The Audit Committee shall review and approve the Company’s hiring policies regarding partners, employees and former partners and employees of the present and any former external auditor of the Company.

(h) Complaint Procedure

The Audit Committee shall establish procedures for the receipt, retention and treatment of complaints received by the Company regarding accounting, internal accounting controls, or auditing matters and procedures for the confidential, anonymous submission by employees of the Company of concerns regarding questionable accounting or auditing matters, and monitor compliance with the Company’s Whistleblower Protection Policy on Financial Matters and oversee, coordinate and review all investigations undertaken thereunder.

VI. EVALUATION OF AUDIT COMMITTEE CHARTER AND COMMITTEE PERFORMANCE

Annually, the Audit Committee shall review and assess the adequacy of the Audit Committee charter, report to the Board on the results of such assessment, and recommend any proposed changes to the Board for approval.

The Audit Committee shall also perform an annual evaluation of the performance of the Audit Committee and report to the Board on the results of such evaluation.

While the Audit Committee has the oversight duties and responsibilities set forth in this charter, the Audit Committee is not responsible for planning or conducting the audit or for determining whether the Company’s financial statements are complete and accurate and are in accordance with generally accepted accounting principles. Management has the responsibility for preparing the financial statements and implementing internal controls and the external auditor has the responsibility of auditing the financial statements.

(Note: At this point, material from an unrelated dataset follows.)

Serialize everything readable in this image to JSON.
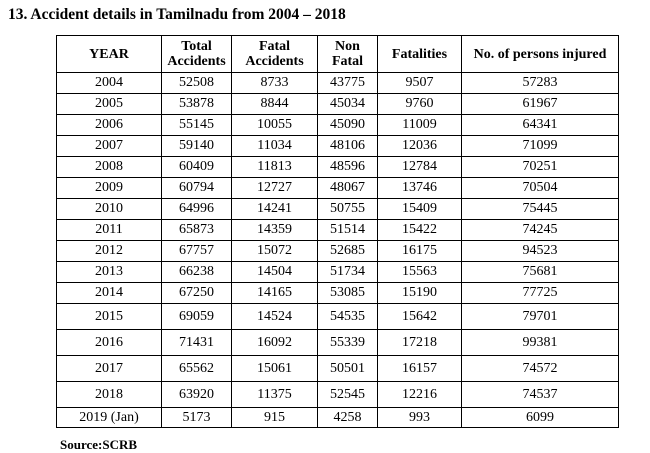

In discharging its duties, each member of the Audit Committee shall be obliged only to exercise the care, diligence and skill that a reasonably prudent person would exercise in comparable circumstances. Nothing in this Charter, including designating any member of the Audit Committee as an “audit committee financial expert” is intended, or should be determined to impose on any member of the Audit Committee a standard of care or diligence that is in any way more onerous or extensive than the standard to which all members of the Board are subject.

The essence of the Audit Committee’s responsibilities is to monitor and review the activities described in this Charter to gain reasonable assurance (but not to ensure) that such activities are being conducted properly and effectively by the Company.